A switch from three to two tier schooling in a Northumberland town has moved a step closer.
A statutory notice has been published of proposals to move five schools at Ashington from a system of first, middle and high to primary and secondary - plans which would see the closure of two middle schools.
The move comes after more than two thirds of people responding to a consultation on the proposals backed the switch.
It triggers a further month of consultation before a final decision is made in December.
Heads at the schools have spoken of their desire to “build on the progress our schools have made and create an outstanding learning environment for children.”
Yet a leading member of an online group which has opposed the switch spoke of the impacts on children and voiced support for the three tier system.
The Journal reported earlier this year how the Federated Governing Body of the Ashington Learning Partnership (ALP) Trust had begun consultation on plans to switch from three to two tier.
The proposals were for the closure of Hirst Park and Bothal middle schools, with effect from the end of the 2014/2015 school year.
They also suggested the extension of the age ranges of Central and Wansbeck first schools from three to nine, to two to 11 from the start of the 2015/16 academic year.
The age range of Ashington High was proposed to change from 13 to 18 to 11 to 18.
The proposals sparked some concerns among parents at the schools, with questions over reasoning behind the move, the need for it and the impact on children.
Petitions were launched and a Facebook group set up, which has 175 members.
The ALP has now revealed 68% of the parents and staff across all five schools who expressed an opinion during the consultation either agreed or strongly agreed.
Those who disagreed raised concerns over the closure of the middle schools.
A statutory notice of the proposals was published earlier this month, triggering a further four weeks of consultation which end on November 5.
Northumberland County Council’s policy board will make a final decision on the proposals in December.

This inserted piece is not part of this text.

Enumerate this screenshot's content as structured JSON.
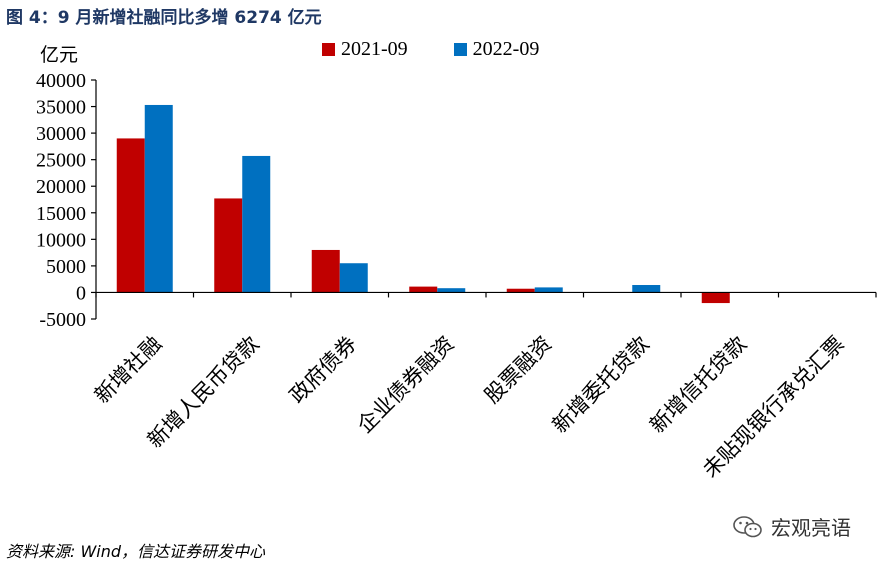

A spokesman for Ashington Learning Partnership said: “We are grateful to all of the staff, parents and pupils who have taken part in the consultation process.
“We have taken on board all of the feedback we have received and of course we’re delighted to have a clear majority in favour of the proposal to convert to two tiers.
“Our ambition is to build on the progress our schools have made and to create an outstanding learning environment for children from the age of two all the way up to post-16 students.
“This is an important step on a journey that will bring great benefits to local children and to their future employers.”
Yet Facebook group member Kirsty Ricalton, 37, whose seven year old daughter Jorja goes to Central First school and who set up a petition which 265 people signed, raised a number of concerns.
She said: “There will be no less transition points, because children will still be using schools over three sites.
“Lots of children will face upheaval because places for two year olds are being provided, yet county councillors stated that ‘children are adaptable’ - tell them that when a child is crying at 2am because they are worried about changing schools!
“Choice is ultimately being taken away from parents who chose to place our children in a three tier system, if we’d wanted to use a two tier system, we would have enrolled in the Church of England Academy.
“There is substantial evidence to support three tier systems as being the best system for children, yet this has been completely overlooked by the ALP and its consultation process.”